Between the world wars, Paris welcomed not only a number of glamorous American expatriates, including Josephine Baker and F. Scott Fitzgerald, but also a dynamic musical style emerging in the United States: jazz. Roaring through cabarets, music halls, and dance clubs, the upbeat, syncopated rhythms of jazz soon added to the allure of Paris as a center of international nightlife and cutting-edge modern culture. In Making Jazz French, Jeffrey H. Jackson examines not only how and why jazz became so widely performed in Paris during the 1920s and 1930s but also why it was so controversial.

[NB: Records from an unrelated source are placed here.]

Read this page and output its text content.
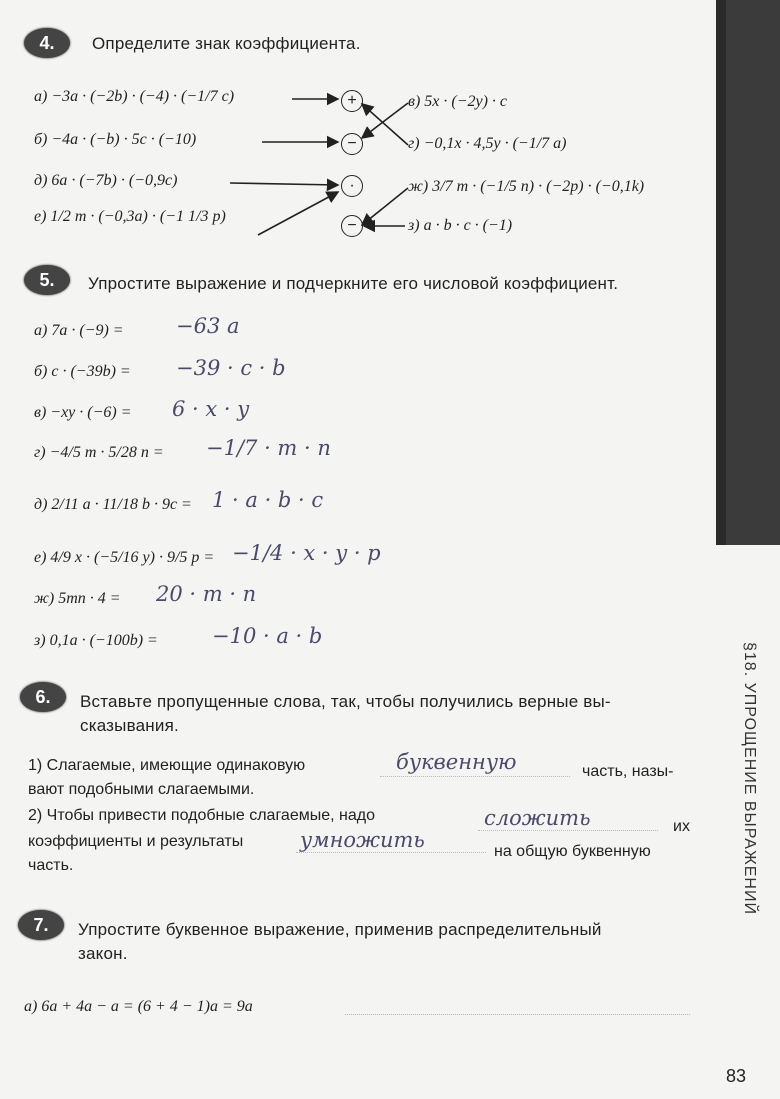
§18. УПРОЩЕНИЕ ВЫРАЖЕНИЙ
4.	Определите знак коэффициента.
а) −3a · (−2b) · (−4) · (−1/7 c)
б) −4a · (−b) · 5c · (−10)
д) 6a · (−7b) · (−0,9c)
е) 1/2 m · (−0,3a) · (−1 1/3 p)
+
−
·
−
в) 5x · (−2y) · c
г) −0,1x · 4,5y · (−1/7 a)
ж) 3/7 m · (−1/5 n) · (−2p) · (−0,1k)
з) a · b · c · (−1)
5.	Упростите выражение и подчеркните его числовой коэффициент.
а) 7a · (−9) = −63 a
б) c · (−39b) = −39 · c · b
в) −xy · (−6) = 6 · x · y
г) −4/5 m · 5/28 n = −1/7 · m · n
д) 2/11 a · 11/18 b · 9c = 1 · a · b · c
е) 4/9 x · (−5/16 y) · 9/5 p = −1/4 · x · y · p
ж) 5mn · 4 = 20 · m · n
з) 0,1a · (−100b) =	−10 · a · b
6.	Вставьте пропущенные слова, так, чтобы получились верные вы-
сказывания.
1) Слагаемые, имеющие одинаковую	буквенную	часть, назы-
вают подобными слагаемыми.
2) Чтобы привести подобные слагаемые, надо	сложить	их
коэффициенты и результаты	умножить	на общую буквенную
часть.
7.	Упростите буквенное выражение, применив распределительный
закон.
а) 6a + 4a − a = (6 + 4 − 1)a = 9a
83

Drawing on memoirs, press accounts, and cultural criticism, Jackson uses the history of jazz in Paris to illuminate the challenges confounding French national identity during the interwar years. As he explains, many French people initially regarded jazz as alien because of its associations with America and Africa. Some reveled in its explosive energy and the exoticism of its racial connotations, while others saw it as a dangerous reversal of France’s most cherished notions of "civilization." At the same time, many French musicians, though not threatened by jazz as a musical style, feared their jobs would vanish with the arrival of American performers. By the 1930s, however, a core group of French fans, critics, and musicians had incorporated jazz into the French entertainment tradition. Today it is an integral part of Parisian musical performance. In showing how jazz became French, Jackson reveals some of the ways a musical form created in the United States became an international phenomenon and acquired new meanings unique to the places where it was heard and performed.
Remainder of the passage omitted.